Of course, by allowing FM to apply out of time, the HKCFA was acting contrary to one of the important aims of modern arbitration law – namely, to provide for the swift resolution of the parties’ disputes. But, as Ribeiro PJ pointed out (at ): ‘The policy favouring speedy finality in resolving an arbitration is necessarily premised on a valid arbitration agreement between the parties which [was] absent in the present case.’

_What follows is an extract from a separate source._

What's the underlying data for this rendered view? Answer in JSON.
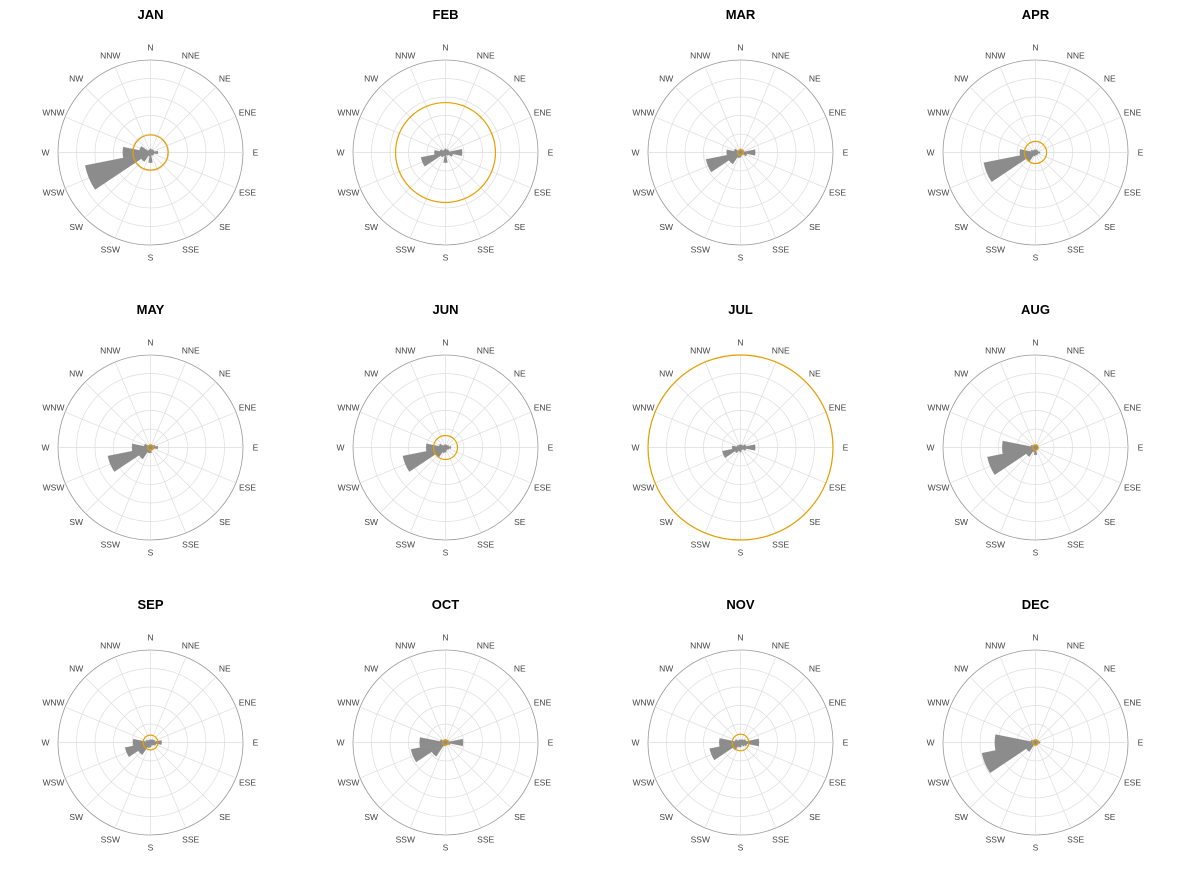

Secondly, in practical terms, one might reasonably imagine that, with the benefit of hindsight, FM rued its decision not to apply to the Singapore courts under art 16.3 ML to overturn the tribunal’s jurisdictional award of May 2009. Although it was (ultimately) decided that FM (i) should not be prejudiced by not having applied for an active remedy against the contested awards and (ii) was permitted to challenge their enforcement both in Singapore and in Hong Kong, the process whereby this result was arrived at was tortuous and involved FM in pursuing appeals to the highest courts in both jurisdictions. If, following the rendering of the jurisdictional award in May 2009, FM had invoked art 16.3 ML and the Singapore courts had decided at the outset that the APs could not be joined to the arbitration, the ensuing problems would have been largely avoided. As this series of cases shows, in practice, it may well be better for an award-debtor to take the initiative (by applying for disputed awards to be overturned or set aside), rather than waiting for the judgment-creditor to apply to enforce the awards and, only then, seeking to resist enforcement.
 The ruling by the SGCA in the Astro Nusantara case tallies with the express wording of the 2013 version of rule 24.b of the SIAC rules, which provides that the tribunal may ‘allow one or more third parties to be joined in the arbitration, provided that such person is a party to the arbitration agreement, with the written consent of such third party…’.